Just over a year ago I reported on the Justice Department’s indictment of 11 “individuals” involved in an identity theft ring that targeted wireless retail networks of TJX Companies, BJ’s Wholesale Club, OfficeMax, Boston Market, Barnes & Noble, Sports Authority, and DSW, among others. They were charged for stealing over 130 million credit and debit card numbers.
One of those indicted was a U.S. citizen named Albert Gonzalez, age 28. Gonzalez, under arrest on one ID theft case, had been working as an informant in a second case, and was found to be criminally involved in a third identity theft ring. Over the weekend he admitted his guilt in an older case, and agreed to forfeit assets gained by crimes. Among his assets were a condominium in Miami, a 2006 BMW, various computers and laptops, a Glock 27 firearm, a Nokia cell phone, a Tiffany diamond ring and three Rolex watches.

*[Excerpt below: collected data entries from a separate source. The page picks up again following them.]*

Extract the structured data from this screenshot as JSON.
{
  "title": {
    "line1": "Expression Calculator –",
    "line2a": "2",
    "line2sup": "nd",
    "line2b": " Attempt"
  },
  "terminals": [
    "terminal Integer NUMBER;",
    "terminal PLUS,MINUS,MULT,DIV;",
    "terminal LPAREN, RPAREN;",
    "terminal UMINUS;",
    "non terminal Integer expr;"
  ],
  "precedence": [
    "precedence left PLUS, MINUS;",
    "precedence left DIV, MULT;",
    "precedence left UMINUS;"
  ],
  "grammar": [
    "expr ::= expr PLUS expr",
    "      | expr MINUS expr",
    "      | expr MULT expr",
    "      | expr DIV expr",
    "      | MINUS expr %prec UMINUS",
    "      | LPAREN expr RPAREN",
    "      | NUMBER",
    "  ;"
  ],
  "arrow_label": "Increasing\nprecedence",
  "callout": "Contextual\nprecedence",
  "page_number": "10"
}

Gonzalez was scheduled to go to trial Sept. 14 in federal court in Central Islip, N.Y. His charges included operating a fraud scheme from April through September in 2007, and hacking into computers at the corporate headquarters of the Dave & Buster’s restaurant chain where he stole debit and credit card numbers. He faces 15 years to 25 years in prison.
On the second case, Gonzalez faces as many as 35 years in prison.In that case Gonzalez and the other hackers malware and so-called “injection strings” to attack the computers and steal data. They installed “sniffer” programs to capture data “on a real-time basis” as it moved through the computer networks. They used instant messaging services to advise each other on how to navigate the systems. They also programmed malware to evade detection by anti-virus software and erase files that might detect its presence.